千葉県佐倉市にあるDIC川村記念美術館。
京成佐倉駅から無料送迎バスで30分の距離にある。
この美術館に行くのは2度目だが、前回訪問時の記憶が全く残っていないことに驚く。
京成佐倉駅は、数年に一度くらい国立歴史民俗博物館訪問のために行くのでお馴染みであり、美術館の無料送迎バス乗り場の位置もお馴染みなのだが、バスに乗ってから以降は、途中経由するJR佐倉駅の風景も、到着してからの美術館敷地の入口も、敷地内の公園も、美術館建物の外観も、その内部の展示室も、展示品も、かすかに残っている印象とは全く異なっている。
いつ以来の訪問なのだろう。
本ブログを始める前の時期に、何かの展覧会目当てで訪問したのは確か。
ただ、何の展覧会だったのか、美術館HPに掲載されている開館以来の展覧会情報を確認しても、思い出せない。
コレクション展示室を見る。
時代や美術運動別という通常の展示方法ではなく、開催中の企画展「カラーフィールド」展と連動して、作品の色に着目した展示方法となっている。
101展示室: 青|緑
102展示室: レンブラント
103展示室: 赤+黒
110展示室: 赤|黒
104展示室: 銀|灰
105展示室: 金|黄
106展示室:ロスコ・ルーム〈シーグラム壁画〉
200展示室: 白|透明
印象に残る作品3選。
モネ《睡蓮》1907年
101展示室にて、緑色を基調とする作品たちに囲まれて展示される「睡蓮」。
モネが1907年に制作した、睡蓮のほぼ同一構図の縦長の連作15点のうちの1点。
右手に枝垂れ柳、左手にポプラの樹の影が水面に映り、流れ落ちる陽光が午後(遅く)から日没(直後)へ、時間の経過による水面の変化を表現する連作である。
直近では、2021-22年の三菱一号館美術館「イスラエル博物館所蔵 印象派・光の系譜」展への特別出品時に会っている。
キスリング《姉妹》1950年
右側に立つ姉は、緑色の服。
左側に立つ妹は、青色の服。
101展示室は、青|緑の部屋として、青色を基調とする作品と緑色を基調とする作品が展示されるが、キスリングの本作品を青と緑の境界線としている。
ただ、本作品の左側が緑色の、右側が青色の作品の展示と、本作品の姉妹の服の色とは逆になっていて、それが却っていい味である。
ロスコ《シーグラム壁画》7点、1958-59年
美術館自慢のロスコ・ルーム。
狭めで暗めの展示室において、暗い色調の7点の《シーグラム壁画》に囲まれる。
狭めで暗めの展示室といっても、作品に合わせた面積&照度で、本作品鑑賞には望ましいのだろう。

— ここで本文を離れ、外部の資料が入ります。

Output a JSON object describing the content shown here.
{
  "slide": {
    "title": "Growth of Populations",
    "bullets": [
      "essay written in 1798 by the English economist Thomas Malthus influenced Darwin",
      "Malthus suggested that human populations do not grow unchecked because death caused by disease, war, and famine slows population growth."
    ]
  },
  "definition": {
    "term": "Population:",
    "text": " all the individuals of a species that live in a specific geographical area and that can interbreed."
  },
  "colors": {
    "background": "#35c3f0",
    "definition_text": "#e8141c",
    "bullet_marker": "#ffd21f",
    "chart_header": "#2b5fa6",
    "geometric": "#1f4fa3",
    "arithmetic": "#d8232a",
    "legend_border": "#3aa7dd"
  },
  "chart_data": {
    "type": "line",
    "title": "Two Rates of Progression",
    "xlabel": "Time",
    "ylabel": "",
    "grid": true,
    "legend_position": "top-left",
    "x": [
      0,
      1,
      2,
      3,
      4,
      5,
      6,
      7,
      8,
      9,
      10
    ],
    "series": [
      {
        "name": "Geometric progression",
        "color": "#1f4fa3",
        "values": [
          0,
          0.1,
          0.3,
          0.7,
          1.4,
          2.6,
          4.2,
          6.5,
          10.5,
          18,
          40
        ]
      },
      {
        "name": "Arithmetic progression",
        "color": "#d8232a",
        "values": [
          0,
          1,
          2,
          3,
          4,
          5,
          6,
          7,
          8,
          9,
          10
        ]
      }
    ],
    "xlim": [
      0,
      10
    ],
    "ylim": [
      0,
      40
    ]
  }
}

前回訪問時にロスコ・ルームを見た記憶がなく、また、こんな作品だったよなというイメージとも違う。
現代美術オンチの私、2013年に売却し103億円の譲渡益を得たというバーネット・ニューマン《アンナの光》(前回訪問時はおそらくニューマン・ルームに展示されていたのだろう)と記憶が混同しているのかも。
これだけ記憶にないと、前回は一体何しにわざわざ遠征したのか不可解。
さて、適宜ソファーに座りつつ、のんびりとロスコを眺めるが、その魅力を感じるには至らず。
途中、若いカップルがロスコ・ルームに入ろうとした瞬間、彼女が「気持ち悪い」と呟くと、2人は足を踏み入れることなく即座に、文字どおり踵を返して立ち去った光景に出くわしたのは印象的。
(体調ではなく、展示室の雰囲気と理解。)
さて、企画展「カラーフィールド」展については別記事とする。